ASUS ProArt Creator 10G Review

Introduction

If you’ve been keeping up with the way that the PC Hardware market has moved in the last decade you’ll be aware of the shift into making everything all about gaming. We’ve lost count of the number of “gaming” suffixes on components that have come through OC3D Towers. However, the affordability of webcams and microphones allied to the enormous rise in the streaming and video worlds means that most people, to a greater or lesser degree, are creators too. Not only in the video world, but with free rendering solutions such as Blender, and affordable photo editing letting us take advantage of the high MP on our phone cameras, nearly all of us do things which would have been left to the professionals a few short years ago.

The large manufacturers are always a little slower to react to the ever changing world than the world itself is, but the importance of creators is starting to bleed into the hardware world too. We recently reviewed an MSI monitor and system aimed at the creatives, and now the latest entrant into the burgeoning Z490 range is here from ASUS, dubbed the ProArt Creator 10G. ProArt has, until now, been a name more closely associated with their monitor range, in fact I am typing this on a PA249 display. Naturally it’s a statement of intent to produce a motherboard aimed squarely at the creatives amongst you, so we were keen to discover what the ProArt brings to the table that makes it different to the other Z490 motherboards we’ve reviewed in the last couple of weeks.

Technical Specifications

If you’re familiar with the layouts of motherboards such as the Maximus XII Extreme you’ll be able to glean a lot from this shot that shows off where the various pump and fan headers are. But let’s not spoil it just yet, we’ll look at this more closely on the next couple of pages. First, let’s see what the ProArt Creator 10G brings to the party.

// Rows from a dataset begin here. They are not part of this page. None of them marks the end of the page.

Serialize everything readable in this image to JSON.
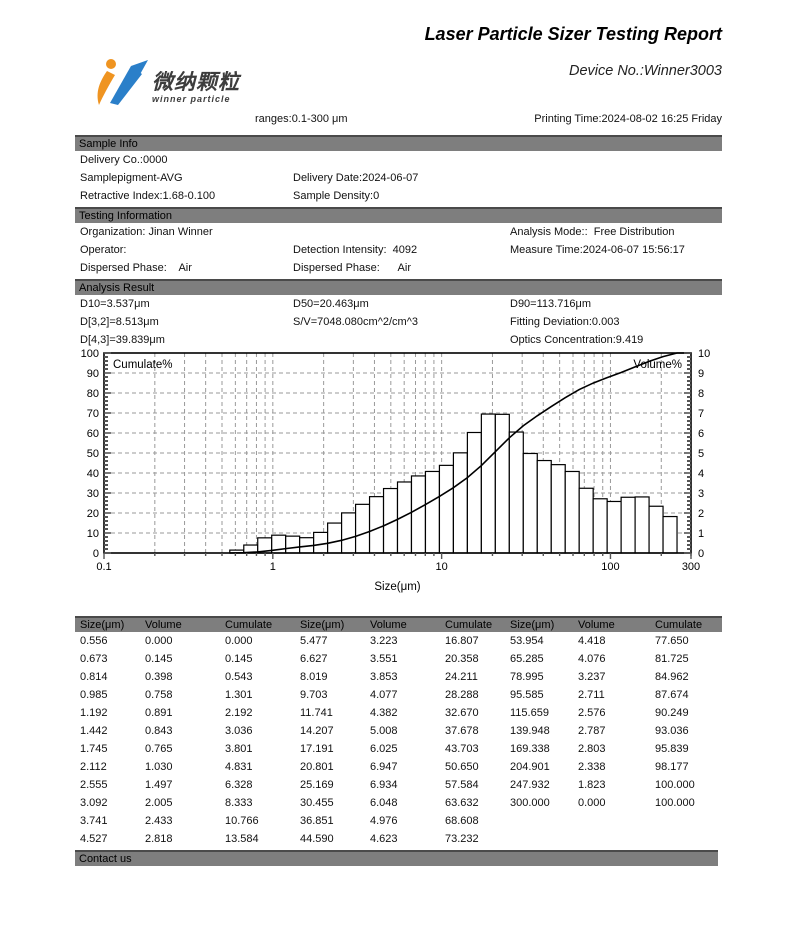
{
  "header": {
    "title": "Laser Particle Sizer Testing Report",
    "device_no": "Device No.:Winner3003",
    "logo_cn": "微纳颗粒",
    "logo_en": "winner particle",
    "ranges": "ranges:0.1-300 μm",
    "printing_time": "Printing Time:2024-08-02 16:25 Friday"
  },
  "colors": {
    "section_bar": "#7e7e7e",
    "logo_orange": "#ef9421",
    "logo_blue": "#2a7fc9",
    "text": "#111111"
  },
  "sections": [
    {
      "title": "Sample Info",
      "rows": [
        [
          "Delivery Co.:0000",
          "",
          ""
        ],
        [
          "Samplepigment-AVG",
          "Delivery Date:2024-06-07",
          ""
        ],
        [
          "Retractive Index:1.68-0.100",
          "Sample Density:0",
          ""
        ]
      ]
    },
    {
      "title": "Testing Information",
      "rows": [
        [
          "Organization: Jinan Winner",
          "",
          "Analysis Mode::  Free Distribution"
        ],
        [
          "Operator:",
          "Detection Intensity:  4092",
          "Measure Time:2024-06-07 15:56:17"
        ],
        [
          "Dispersed Phase:    Air",
          "Dispersed Phase:      Air",
          ""
        ]
      ]
    },
    {
      "title": "Analysis Result",
      "rows": [
        [
          "D10=3.537μm",
          "D50=20.463μm",
          "D90=113.716μm"
        ],
        [
          "D[3,2]=8.513μm",
          "S/V=7048.080cm^2/cm^3",
          "Fitting Deviation:0.003"
        ],
        [
          "D[4,3]=39.839μm",
          "",
          "Optics Concentration:9.419"
        ]
      ]
    }
  ],
  "chart_data": {
    "type": "bar",
    "title": "",
    "xlabel": "Size(μm)",
    "x_scale": "log",
    "x_range": [
      0.1,
      300
    ],
    "x_tick_labels": [
      "0.1",
      "1",
      "10",
      "100",
      "300"
    ],
    "left_axis": {
      "label": "Cumulate%",
      "min": 0,
      "max": 100,
      "step": 10
    },
    "right_axis": {
      "label": "Volume%",
      "min": 0,
      "max": 10,
      "step": 1
    },
    "grid": true,
    "sizes": [
      0.556,
      0.673,
      0.814,
      0.985,
      1.192,
      1.442,
      1.745,
      2.112,
      2.555,
      3.092,
      3.741,
      4.527,
      5.477,
      6.627,
      8.019,
      9.703,
      11.741,
      14.207,
      17.191,
      20.801,
      25.169,
      30.455,
      36.851,
      44.59,
      53.954,
      65.285,
      78.995,
      95.585,
      115.659,
      139.948,
      169.338,
      204.901,
      247.932,
      300.0
    ],
    "series": [
      {
        "name": "Volume%",
        "type": "bar",
        "axis": "right",
        "values": [
          0.0,
          0.145,
          0.398,
          0.758,
          0.891,
          0.843,
          0.765,
          1.03,
          1.497,
          2.005,
          2.433,
          2.818,
          3.223,
          3.551,
          3.853,
          4.077,
          4.382,
          5.008,
          6.025,
          6.947,
          6.934,
          6.048,
          4.976,
          4.623,
          4.418,
          4.076,
          3.237,
          2.711,
          2.576,
          2.787,
          2.803,
          2.338,
          1.823,
          0.0
        ]
      },
      {
        "name": "Cumulate%",
        "type": "line",
        "axis": "left",
        "values": [
          0.0,
          0.145,
          0.543,
          1.301,
          2.192,
          3.036,
          3.801,
          4.831,
          6.328,
          8.333,
          10.766,
          13.584,
          16.807,
          20.358,
          24.211,
          28.288,
          32.67,
          37.678,
          43.703,
          50.65,
          57.584,
          63.632,
          68.608,
          73.232,
          77.65,
          81.725,
          84.962,
          87.674,
          90.249,
          93.036,
          95.839,
          98.177,
          100.0,
          100.0
        ]
      }
    ]
  },
  "table": {
    "headers": [
      "Size(μm)",
      "Volume",
      "Cumulate",
      "Size(μm)",
      "Volume",
      "Cumulate",
      "Size(μm)",
      "Volume",
      "Cumulate"
    ],
    "rows": [
      [
        "0.556",
        "0.000",
        "0.000",
        "5.477",
        "3.223",
        "16.807",
        "53.954",
        "4.418",
        "77.650"
      ],
      [
        "0.673",
        "0.145",
        "0.145",
        "6.627",
        "3.551",
        "20.358",
        "65.285",
        "4.076",
        "81.725"
      ],
      [
        "0.814",
        "0.398",
        "0.543",
        "8.019",
        "3.853",
        "24.211",
        "78.995",
        "3.237",
        "84.962"
      ],
      [
        "0.985",
        "0.758",
        "1.301",
        "9.703",
        "4.077",
        "28.288",
        "95.585",
        "2.711",
        "87.674"
      ],
      [
        "1.192",
        "0.891",
        "2.192",
        "11.741",
        "4.382",
        "32.670",
        "115.659",
        "2.576",
        "90.249"
      ],
      [
        "1.442",
        "0.843",
        "3.036",
        "14.207",
        "5.008",
        "37.678",
        "139.948",
        "2.787",
        "93.036"
      ],
      [
        "1.745",
        "0.765",
        "3.801",
        "17.191",
        "6.025",
        "43.703",
        "169.338",
        "2.803",
        "95.839"
      ],
      [
        "2.112",
        "1.030",
        "4.831",
        "20.801",
        "6.947",
        "50.650",
        "204.901",
        "2.338",
        "98.177"
      ],
      [
        "2.555",
        "1.497",
        "6.328",
        "25.169",
        "6.934",
        "57.584",
        "247.932",
        "1.823",
        "100.000"
      ],
      [
        "3.092",
        "2.005",
        "8.333",
        "30.455",
        "6.048",
        "63.632",
        "300.000",
        "0.000",
        "100.000"
      ],
      [
        "3.741",
        "2.433",
        "10.766",
        "36.851",
        "4.976",
        "68.608",
        "",
        "",
        ""
      ],
      [
        "4.527",
        "2.818",
        "13.584",
        "44.590",
        "4.623",
        "73.232",
        "",
        "",
        ""
      ]
    ]
  },
  "contact": {
    "title": "Contact us"
  }
}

ASUS ProArt Creator 10G Review  

With so much of the Z490 chipset controlling nearly everything a lot of the motherboards have very similar specifications. The Creator part of the ProArt is clear when you see that it doesn’t just have a Thunderbolt3 connector – the USP of all Z490 setups when compared to the Z390 that came before – but there are two of them as well as two DisplayPort in connectors. Clearly if you do a lot of video work the ProArt Creator 10G will be high upon your shortlist of potential purchases.